Danu melangkahkan kaki, seolah tidak ada orang lain selain dirinya di tempat peternakan kuda terbesar di Lampung bagian selatan tersebut.
"Benar-benar pria tua kolot ini." lelaki itu menggerang bersamaan dengan tangan mencengkeram tas gendong yang dia tenteng.
"Kerja bagus. Kau ingin dengar pujian macam itu?"
Sudut bibir tipis lelaki itu berkedut, mendengar ucapan Danu yang begitu menjengkelkan. Lebih baik diam saja, batinnya.
"Kau menyuruhku bicara tadi."
"Aku sudah capek-capek datang ke tempat terpencil ini, tahu!"
Menyusahkan sekali. Semenjak empat ratus tahun yang lalu ketika dirinya muncul, Danu sama sekali tidak berubah. Pria itu seperti tidak memiliki hati, tidak pernah mengerti perasaan orang lain.
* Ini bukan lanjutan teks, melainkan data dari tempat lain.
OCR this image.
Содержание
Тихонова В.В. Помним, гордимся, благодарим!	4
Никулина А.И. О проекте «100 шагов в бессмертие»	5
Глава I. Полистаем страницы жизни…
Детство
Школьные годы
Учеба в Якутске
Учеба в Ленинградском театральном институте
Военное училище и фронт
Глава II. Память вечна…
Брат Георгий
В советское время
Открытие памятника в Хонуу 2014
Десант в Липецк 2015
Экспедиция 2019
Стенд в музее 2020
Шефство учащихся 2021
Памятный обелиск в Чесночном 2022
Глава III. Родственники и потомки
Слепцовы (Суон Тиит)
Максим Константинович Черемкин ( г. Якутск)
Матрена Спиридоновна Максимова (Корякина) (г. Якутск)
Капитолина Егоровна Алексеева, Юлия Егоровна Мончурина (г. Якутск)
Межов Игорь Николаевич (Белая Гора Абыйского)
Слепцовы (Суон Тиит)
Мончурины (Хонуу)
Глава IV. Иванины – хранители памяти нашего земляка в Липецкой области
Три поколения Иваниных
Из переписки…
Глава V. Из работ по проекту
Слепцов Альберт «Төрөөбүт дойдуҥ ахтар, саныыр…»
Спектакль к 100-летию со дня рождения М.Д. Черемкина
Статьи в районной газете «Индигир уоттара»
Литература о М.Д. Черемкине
"Kalau begitu, kau mau kembali saja padaku?" sembari bertanya, Danu menggerakkan tubuh bagian kanan yang tidak memiliki tangan.
"Dasar tidak tahu terima kasih. Nikmati saja sisa hidupmu hanya dengan satu tangan!"
Lelaki itu melotot ke arah Danu yang sama sekali belum bertemu muka dengannya sejak pertemuan hari ini. Dia kemudian melangkah pergi sebelum perasaan dongkolnya semakin menjadi.
•••
Saat jemarinya memutar kunci pintu rumah, Risa merasa jika Rendi belum pulang. Rumahnya masih petang, meja makan pun terlihat rapih seperti ketika ditinggalkan pagi tadi. Saat dia membuka kamar Rendi, lelaki itu tidak ada di sana.
Risa lantas melotot, memikirkan sesuatu yang tidak-tidak. "Awas saja kalau dia macam-macam."
Kakinya melangkah cepat menuju kamar, memeriksa apakah wasiat dari Harjusono masih utuh di tempatnya atau tidak. Dia menjadi was-was mengingat karakter Rendi yang menginginkan kenyamanan seumur hidup. Risa takut jika adik angkatnya nekat menemui Pengacara Hasan dan menyetujui isi wasiat tersebut.
Ketika Risa menarik laci, dokumen itu masih utuh. Risa mengembuskan napas lega. Untunglah kekhawatirannya beberapa saat lalu tidak benar, dan dia salah menilai Rendi.
Sudah hampir pukul sepuluh malam, Rendi belum juga pulang. Lelaki itu bahkan tidak menghubungi Risa sejak pagi, sementara beberapa panggilan Risa sama sekali tidak terhubung.
Lalu tiba-tiba saja, perutnya bergejolak. Risa tertawa mendengar bunyi yang cukup keras dari dalam sana. Tangannya mengelus perut sebelum berbicara, "nggak habis pikir, bisa-bisanya aku lapar di saat seperti ini?" kemudian dia berdecak sebelum beranjak mengambil dompet.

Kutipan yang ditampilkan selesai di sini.